Both Sanders plan and last year’s Congressional resolution include calls for a number of improvements to social programs, including addressing racial and gender inequities as well as retirement and leave. Those ideas are broadly popular, and the study argues that’s key to climate policy’s success.
“To sustain an intensive shift in policy, industry, commerce and lifestyle over a long period of time you would need widespread political and societal support,” lead author Raymond Galvin of the Institute for Future Energy Consumer Needs and Behavior of the RWTH Aachen University in Germany, told Earther in an email.
Plans that focus solely on lowering greenhouse gas emissions could end up screwing the people who need help the most.

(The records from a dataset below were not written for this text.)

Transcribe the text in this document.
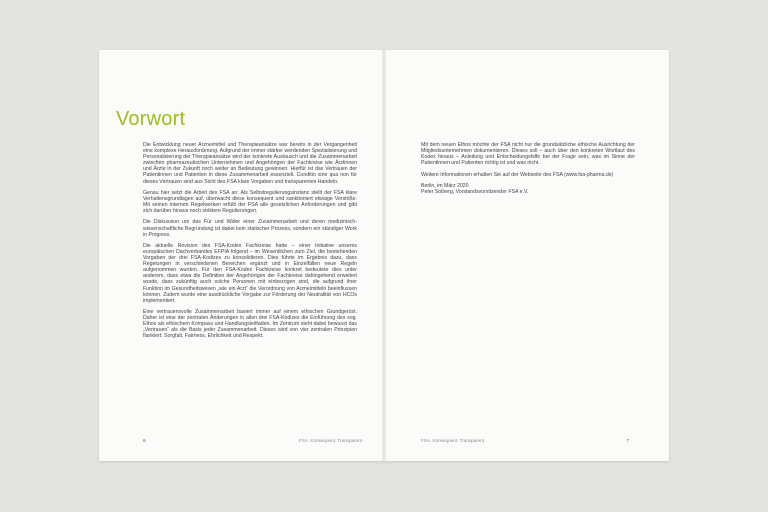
Vorwort

Die Entwicklung neuer Arzneimittel und Therapieansätze war bereits in der Vergangenheit eine komplexe Herausforderung. Aufgrund der immer stärker werdenden Spezialisierung und Personalisierung der Therapieansätze wird der konkrete Austausch und die Zusammenarbeit zwischen pharmazeutischen Unternehmen und Angehörigen der Fachkreise wie Ärztinnen und Ärzte in der Zukunft noch weiter an Bedeutung gewinnen. Hierfür ist das Vertrauen der Patientinnen und Patienten in diese Zusammenarbeit essenziell. Conditio sine qua non für dieses Vertrauen sind aus Sicht des FSA klare Vorgaben und transparentes Handeln.

Genau hier setzt die Arbeit des FSA an: Als Selbstregulierungsinstanz stellt der FSA klare Verhaltensgrundlagen auf, überwacht diese konsequent und sanktioniert etwaige Verstöße. Mit seinen internen Regelwerken erfüllt der FSA alle gesetzlichen Anforderungen und gibt sich darüber hinaus noch striktere Regulierungen.

Die Diskussion um das Für und Wider einer Zusammenarbeit und deren medizinisch-wissenschaftliche Begründung ist dabei kein statischer Prozess, sondern ein ständiger Work in Progress.

Die aktuelle Revision des FSA-Kodex Fachkreise hatte – einer Initiative unseres europäischen Dachverbandes EFPIA folgend – im Wesentlichen zum Ziel, die bestehenden Vorgaben der drei FSA-Kodizes zu konsolidieren. Dies führte im Ergebnis dazu, dass Regelungen in verschiedenen Bereichen ergänzt und in Einzelfällen neue Regeln aufgenommen wurden. Für den FSA-Kodex Fachkreise konkret bedeutete dies unter anderem, dass etwa die Definition der Angehörigen der Fachkreise dahingehend erweitert wurde, dass zukünftig auch solche Personen mit einbezogen sind, die aufgrund ihrer Funktion im Gesundheitswesen „wie ein Arzt“ die Verordnung von Arzneimitteln beeinflussen können. Zudem wurde eine ausdrückliche Vorgabe zur Förderung der Neutralität von HCOs implementiert.

Eine vertrauensvolle Zusammenarbeit basiert immer auf einem ethischen Grundgerüst. Daher ist eine der zentralen Änderungen in allen drei FSA-Kodizes die Einführung des sog. Ethos als ethischem Kompass und Handlungsleitfaden. Im Zentrum steht dabei bewusst das „Vertrauen“ als die Basis jeder Zusammenarbeit. Dieses wird von vier zentralen Prinzipien flankiert: Sorgfalt, Fairness, Ehrlichkeit und Respekt.

6	FSA. Konsequent. Transparent

Mit dem neuen Ethos möchte der FSA nicht nur die grundsätzliche ethische Ausrichtung der Mitgliedsunternehmen dokumentieren. Dieses soll – auch über den konkreten Wortlaut des Kodex hinaus – Anleitung und Entscheidungshilfe bei der Frage sein, was im Sinne der Patientinnen und Patienten richtig ist und was nicht.

Weitere Informationen erhalten Sie auf der Webseite des FSA (www.fsa-pharma.de)

Berlin, im März 2020

Peter Solberg, Vorstandsvorsitzender FSA e.V.

FSA. Konsequent. Transparent	7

For instance, when France aimed to decrease emissions by increasing fuel prices in 2018, working class protesters who were forced to bear the brunt of that cost hike held mass mobilizations in the streets for weeks.
“You need to ensure good incomes and prospects for all citizens, to keep all citizens on board,” said Galvin.
This isn’t just a practical consideration. It’s a moral one. Low-income people are the least responsible for carbon pollution. Research shows that the carbon footprints of the wealthiest 1 percent of Americans are up to 20 times larger than the average American.
“Reducing emissions at the scale and the speed necessary... without addressing social inequalities would be a highly unethical and ineffective strategy,” co-author Noel Healy of Salem State University told Earther in an email. “Tackling climate change and reducing economic inequality must go hand in hand.”
Right now, as they make plans to stimulate the U.S. economy through huge stimulus packages, the government has a unique opportunity to undertake this kind of massive climate plan. The authors hope presumptive Democratic nominee Joe Biden, whose climate proposal is about a tenth the size of Sanders’ at $1.7 trillion over 10 years, will heed their call.
“We think Joe Biden and the Democratic Party hierarchy should take the Green New Deal completely seriously and adopt it,” said Galvin. “There is no longer the excuse that ‘there is no money’ to save the climate.”